京野菜をはじめ、日本各地で伝統野菜が見直されている。宮城県の伝統野菜事情を伺うために、宮城県仙台地方振興事務所の駒井真理子さんを訪ねた。「宮城県では県内の食材を利用した『地産地消推進店』の登録制度を設けて『食材王国みやぎ』をアピールしています。2007年からは宮城県の特産食材についての“語り部”となる『みやぎ食材伝道士』の制度をスタートさせました」
この制度は、ホテルや旅館の料理人などが、生産者のところで農作業を研修し、生産者と一緒になり、作業の苦労や収穫の喜びを分かち合い、生産者の食材にかける情熱を消費者に伝える役目を担っている。品目ごとに所定の作業を1品目実習した場合は「一つ星」、3品目実習した場合は「二つ星」、5品目以上(海産物、キノコ、青果物が含まれること)実習した場合は「三つ星」が認定される。
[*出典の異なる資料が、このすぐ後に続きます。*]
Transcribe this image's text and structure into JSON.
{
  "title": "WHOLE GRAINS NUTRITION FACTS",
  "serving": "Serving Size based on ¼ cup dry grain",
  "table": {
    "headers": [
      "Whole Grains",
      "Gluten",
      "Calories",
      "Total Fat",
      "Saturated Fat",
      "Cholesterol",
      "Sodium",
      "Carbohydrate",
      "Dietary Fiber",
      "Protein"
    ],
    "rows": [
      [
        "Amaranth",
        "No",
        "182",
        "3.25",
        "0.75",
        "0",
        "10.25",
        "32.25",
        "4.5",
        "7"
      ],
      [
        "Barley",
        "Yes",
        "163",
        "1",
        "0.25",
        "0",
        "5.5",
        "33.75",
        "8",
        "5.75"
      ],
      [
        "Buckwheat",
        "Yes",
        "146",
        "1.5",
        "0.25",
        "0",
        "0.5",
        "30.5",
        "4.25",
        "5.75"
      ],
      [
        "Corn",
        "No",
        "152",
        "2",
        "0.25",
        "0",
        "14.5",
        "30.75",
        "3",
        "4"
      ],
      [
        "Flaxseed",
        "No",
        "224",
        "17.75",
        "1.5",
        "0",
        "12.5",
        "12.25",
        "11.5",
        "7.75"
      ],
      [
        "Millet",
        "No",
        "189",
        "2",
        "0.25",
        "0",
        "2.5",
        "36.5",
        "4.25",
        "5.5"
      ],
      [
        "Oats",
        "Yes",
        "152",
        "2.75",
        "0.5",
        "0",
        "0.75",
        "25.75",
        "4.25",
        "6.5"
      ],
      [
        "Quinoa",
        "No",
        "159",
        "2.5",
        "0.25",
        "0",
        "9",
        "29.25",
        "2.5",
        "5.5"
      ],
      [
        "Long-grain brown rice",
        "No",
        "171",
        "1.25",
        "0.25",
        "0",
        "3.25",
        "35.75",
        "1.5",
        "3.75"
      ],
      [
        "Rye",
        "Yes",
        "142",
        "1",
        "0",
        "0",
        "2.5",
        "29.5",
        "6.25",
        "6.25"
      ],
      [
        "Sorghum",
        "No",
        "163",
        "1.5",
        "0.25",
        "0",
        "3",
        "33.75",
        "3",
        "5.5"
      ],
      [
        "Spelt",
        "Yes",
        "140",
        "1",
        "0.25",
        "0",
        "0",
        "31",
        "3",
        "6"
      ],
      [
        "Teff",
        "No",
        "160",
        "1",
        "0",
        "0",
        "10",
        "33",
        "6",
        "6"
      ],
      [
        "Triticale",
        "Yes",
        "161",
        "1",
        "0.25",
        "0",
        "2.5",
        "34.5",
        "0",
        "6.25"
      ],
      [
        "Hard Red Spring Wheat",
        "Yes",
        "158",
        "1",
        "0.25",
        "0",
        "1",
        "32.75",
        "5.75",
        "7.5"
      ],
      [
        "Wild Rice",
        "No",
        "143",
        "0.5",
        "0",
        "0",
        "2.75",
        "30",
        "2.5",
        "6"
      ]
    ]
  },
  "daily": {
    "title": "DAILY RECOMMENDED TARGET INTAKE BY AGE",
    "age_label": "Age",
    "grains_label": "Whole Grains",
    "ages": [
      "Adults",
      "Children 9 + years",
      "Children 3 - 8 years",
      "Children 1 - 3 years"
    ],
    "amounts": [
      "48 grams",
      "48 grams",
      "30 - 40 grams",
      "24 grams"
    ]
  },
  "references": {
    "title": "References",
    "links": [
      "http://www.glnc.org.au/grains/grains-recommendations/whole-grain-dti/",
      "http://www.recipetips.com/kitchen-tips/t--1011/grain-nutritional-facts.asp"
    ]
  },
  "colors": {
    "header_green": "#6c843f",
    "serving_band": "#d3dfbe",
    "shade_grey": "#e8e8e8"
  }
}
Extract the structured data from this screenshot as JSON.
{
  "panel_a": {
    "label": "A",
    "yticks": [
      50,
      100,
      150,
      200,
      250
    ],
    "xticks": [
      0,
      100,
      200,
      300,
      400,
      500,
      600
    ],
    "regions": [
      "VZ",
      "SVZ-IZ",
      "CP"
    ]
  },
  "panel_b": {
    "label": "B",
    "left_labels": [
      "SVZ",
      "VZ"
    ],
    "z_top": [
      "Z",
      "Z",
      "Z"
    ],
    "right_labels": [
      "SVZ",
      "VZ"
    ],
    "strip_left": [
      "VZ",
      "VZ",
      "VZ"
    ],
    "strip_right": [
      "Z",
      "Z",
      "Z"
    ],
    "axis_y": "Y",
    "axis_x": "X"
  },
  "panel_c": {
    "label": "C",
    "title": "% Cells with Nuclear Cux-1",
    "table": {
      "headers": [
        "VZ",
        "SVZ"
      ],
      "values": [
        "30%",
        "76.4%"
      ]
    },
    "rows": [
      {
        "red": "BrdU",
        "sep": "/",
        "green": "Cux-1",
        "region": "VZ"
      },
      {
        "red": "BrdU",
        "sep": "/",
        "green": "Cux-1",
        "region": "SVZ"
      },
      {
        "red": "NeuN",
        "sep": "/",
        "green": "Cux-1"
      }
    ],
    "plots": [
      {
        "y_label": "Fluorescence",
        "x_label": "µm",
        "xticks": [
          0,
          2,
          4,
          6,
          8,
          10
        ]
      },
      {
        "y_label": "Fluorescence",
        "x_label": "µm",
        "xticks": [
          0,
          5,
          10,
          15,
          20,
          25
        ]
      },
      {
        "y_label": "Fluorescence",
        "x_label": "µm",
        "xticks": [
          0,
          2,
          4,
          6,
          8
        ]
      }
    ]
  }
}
例えば、この「みやぎ食材伝道士」に「小瀬菜だいこんはどんな大根なの?」と聞いてみると、次のように説明してくれる。「呼び名は大根ですが、根は小さくて葉が1メートルほどに成長するので、主に葉の部分だけを食べる珍しい品種です。江戸時代の末期、宮城県にある小瀬菜地区で保存食として栽培されていたのが始まりで、主にツケ菜として利用されてきました」
鳴子町の鬼首地区で自家用に栽培している「鬼首菜」もツケ菜の一種で、ほどよい辛みと風味があり、根も含めて株全体を漬物にして、翌春まで食べているそうだ。